Optim.sgd can't manually fix the weights?

i made a function code that makes the zero weight fixed to zero while training by making zero weight’s grad to zero.

def fix_tensor_data(model.parameters()):
    for t in model.parameters():
        if t.grad is not None:
            t_copy=t.data.abs().clone()
            mask = t_copy.gt(0).float().to(t.grad.device)
            t.grad.mul_(mask)  
            Lgt=torch.stack([t.grad])             
    return Lgt   

and i check that optimizer’s grad have a zero grad after applying this function. but zero weights are changed when i run ‘optimizer.step()’

the optimizer’s code used in weight updating below
(in DARTS which is autoML model)

  optimizer = torch.optim.SGD(
      model.parameters(),
      args.learning_rate,
      momentum=args.momentum,
      weight_decay=args.weight_decay)

i added a ‘fix_tensor_data’ before optimizer.step() and checked that
zero grads are in optimizer’s param after applying ‘fix_tensor_data’.

    fix_tensor_data(model.parameters())
     
    print(optimizer.param_groups[0]["params"][0].grad)
    optimizer.step() 

but when i run the optimizer.step() and print model.parameters(), there are no zero weight in parameter tensors.

so i find step() library in pytorch but i can’t get it…

what is the problem of my code?..

i really need a help… thank u for reading my question!

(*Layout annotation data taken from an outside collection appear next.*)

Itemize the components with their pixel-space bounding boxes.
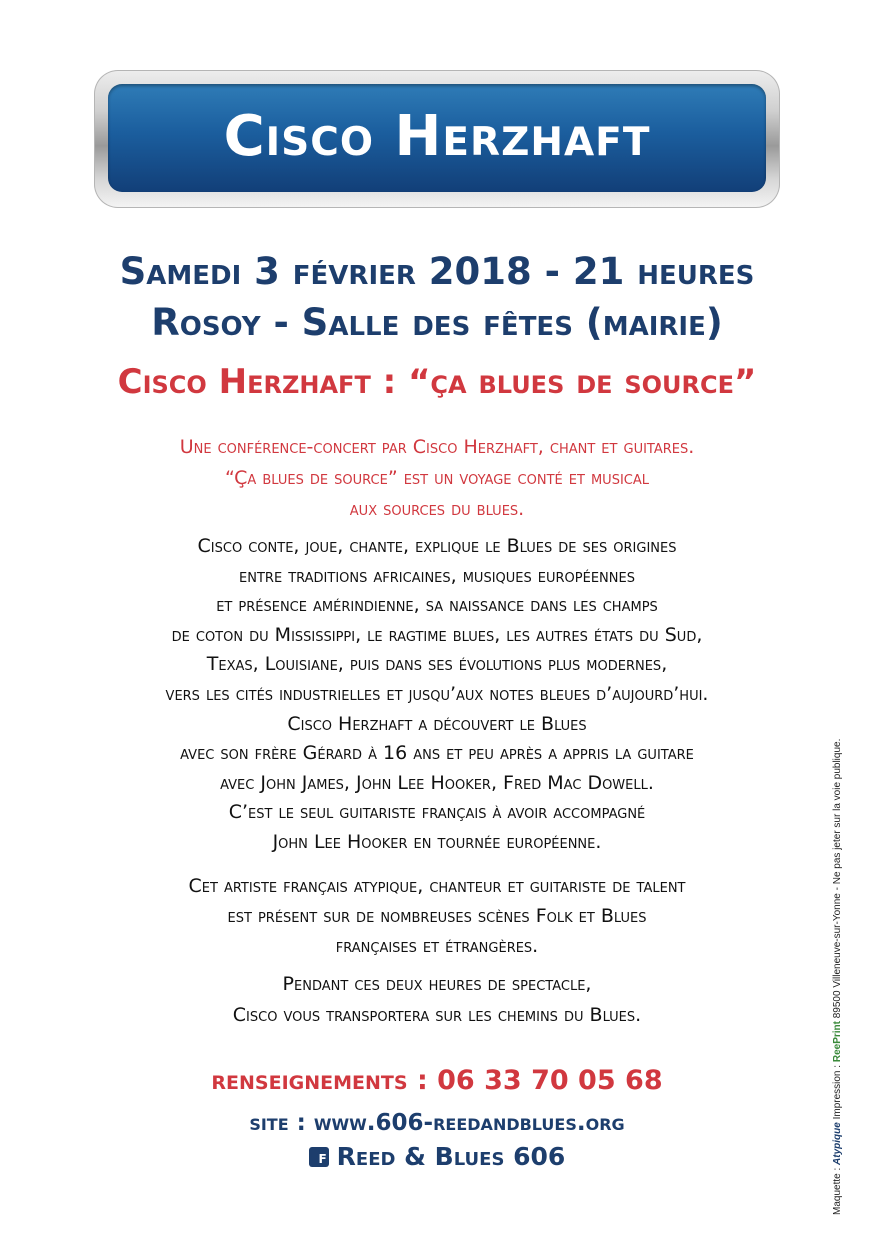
description-line: Cisco vous transportera sur les chemins du Blues. <box>232 1004 642 1026</box>
credit-address: 89500 Villeneuve-sur-Yonne - Ne pas jeter sur la voie publique. <box>832 738 843 1022</box>
facebook-line <box>0 1142 874 1171</box>
maquette-label: Maquette : <box>832 1164 843 1215</box>
title-banner <box>94 70 780 208</box>
website-link[interactable]: www.606-reedandblues.org <box>313 1110 625 1136</box>
description-line: de coton du Mississippi, le ragtime blues, les autres états du Sud, <box>171 623 703 646</box>
artist-title: Cisco Herzhaft <box>223 103 651 169</box>
description-line: Cisco Herzhaft a découvert le Blues <box>287 712 587 735</box>
description-line: vers les cités industrielles et jusqu’aux notes bleues d’aujourd’hui. <box>165 682 709 705</box>
website-line <box>0 1110 874 1136</box>
impression-label: Impression : <box>832 1062 843 1123</box>
description-line: françaises et étrangères. <box>335 935 539 957</box>
intro-line: aux sources du blues. <box>349 498 525 520</box>
facebook-icon: f <box>309 1147 329 1167</box>
description-line: Texas, Louisiane, puis dans ses évolutions plus modernes, <box>206 653 668 676</box>
description-line: et présence amérindienne, sa naissance dans les champs <box>216 594 658 617</box>
description-line: avec John James, John Lee Hooker, Fred Mac Dowell. <box>220 771 654 794</box>
contact-label: renseignements : <box>211 1065 438 1096</box>
description-line: entre traditions africaines, musiques européennes <box>239 564 635 587</box>
event-place: Rosoy - Salle des fêtes (mairie) <box>151 301 723 344</box>
title-banner-inner <box>108 84 766 192</box>
description-line: avec son frère Gérard à 16 ans et peu après a appris la guitare <box>180 742 694 765</box>
print-credit <box>832 739 843 1215</box>
event-subtitle: Cisco Herzhaft : “ça blues de source” <box>117 362 757 402</box>
phone-number[interactable]: 06 33 70 05 68 <box>437 1065 663 1096</box>
intro-line: “Ça blues de source” est un voyage conté et musical <box>224 467 649 489</box>
description-line: John Lee Hooker en tournée européenne. <box>272 830 602 853</box>
event-date: Samedi 3 février 2018 - 21 heures <box>119 250 755 293</box>
description-paragraph-3 <box>0 969 874 1031</box>
facebook-page-link[interactable]: Reed & Blues 606 <box>336 1142 566 1171</box>
atypique-logo: Atypique <box>832 1122 843 1165</box>
description-paragraph-1 <box>0 532 874 858</box>
intro-line: Une conférence-concert par Cisco Herzhaft, chant et guitares. <box>179 436 695 458</box>
reeprint-logo: ReePrint <box>832 1021 843 1063</box>
description-line: Cisco conte, joue, chante, explique le Blues de ses origines <box>197 535 677 557</box>
contact-phone-line <box>0 1065 874 1096</box>
description-line: est présent sur de nombreuses scènes Folk et Blues <box>227 905 647 927</box>
description-line: Cet artiste français atypique, chanteur et guitariste de talent <box>188 875 686 897</box>
site-label: site : <box>249 1110 314 1136</box>
description-line: Pendant ces deux heures de spectacle, <box>282 973 592 995</box>
description-line: C’est le seul guitariste français à avoir accompagné <box>228 801 646 824</box>
intro-text <box>0 432 874 525</box>
description-paragraph-2 <box>0 871 874 961</box>
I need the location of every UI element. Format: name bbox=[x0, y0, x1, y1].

If you are using a momentum in the optimizer and had previous valid updates for these parameters, they’ll still be updated as seen here:

# no momentum
x = torch.ones(1, 5, requires_grad=True)
optimizer = torch.optim.SGD([x], lr=0.1, momentum=0.)

# perform a valid update
print('no momentum, valid update')
x.grad = torch.ones_like(x)
print(x)
optimizer.step()
print(x)

# zero out gradients and check, if parameter is still updated
for _ in range(3):
    print('no momentum, update with zero grad')
    x.grad = torch.zeros_like(x)
    print(x)
    optimizer.step()
    print(x)

# with momentum
optimizer = torch.optim.SGD([x], lr=0.1, momentum=0.1)

# perform a valid update
print('momentum, valid update')
x.grad = torch.ones_like(x)
print(x)
optimizer.step()
print(x)

# zero out gradients and check, if parameter is still updated
for _ in range(3):
    print('momentum, update with zero grad')
    x.grad = torch.zeros_like(x)
    print(x)
    optimizer.step()
    print(x)

Output:

no momentum, valid update
tensor([[1., 1., 1., 1., 1.]], requires_grad=True)
tensor([[0.9000, 0.9000, 0.9000, 0.9000, 0.9000]], requires_grad=True)
no momentum, update with zero grad
tensor([[0.9000, 0.9000, 0.9000, 0.9000, 0.9000]], requires_grad=True)
tensor([[0.9000, 0.9000, 0.9000, 0.9000, 0.9000]], requires_grad=True)
no momentum, update with zero grad
tensor([[0.9000, 0.9000, 0.9000, 0.9000, 0.9000]], requires_grad=True)
tensor([[0.9000, 0.9000, 0.9000, 0.9000, 0.9000]], requires_grad=True)
no momentum, update with zero grad
tensor([[0.9000, 0.9000, 0.9000, 0.9000, 0.9000]], requires_grad=True)
tensor([[0.9000, 0.9000, 0.9000, 0.9000, 0.9000]], requires_grad=True)
momentum, valid update
tensor([[0.9000, 0.9000, 0.9000, 0.9000, 0.9000]], requires_grad=True)
tensor([[0.8000, 0.8000, 0.8000, 0.8000, 0.8000]], requires_grad=True)
momentum, update with zero grad
tensor([[0.8000, 0.8000, 0.8000, 0.8000, 0.8000]], requires_grad=True)
tensor([[0.7900, 0.7900, 0.7900, 0.7900, 0.7900]], requires_grad=True)
momentum, update with zero grad
tensor([[0.7900, 0.7900, 0.7900, 0.7900, 0.7900]], requires_grad=True)
tensor([[0.7890, 0.7890, 0.7890, 0.7890, 0.7890]], requires_grad=True)
momentum, update with zero grad
tensor([[0.7890, 0.7890, 0.7890, 0.7890, 0.7890]], requires_grad=True)
tensor([[0.7889, 0.7889, 0.7889, 0.7889, 0.7889]], requires_grad=True)
1 Like

thank you for kind command! i’ll try it with 0 momentum!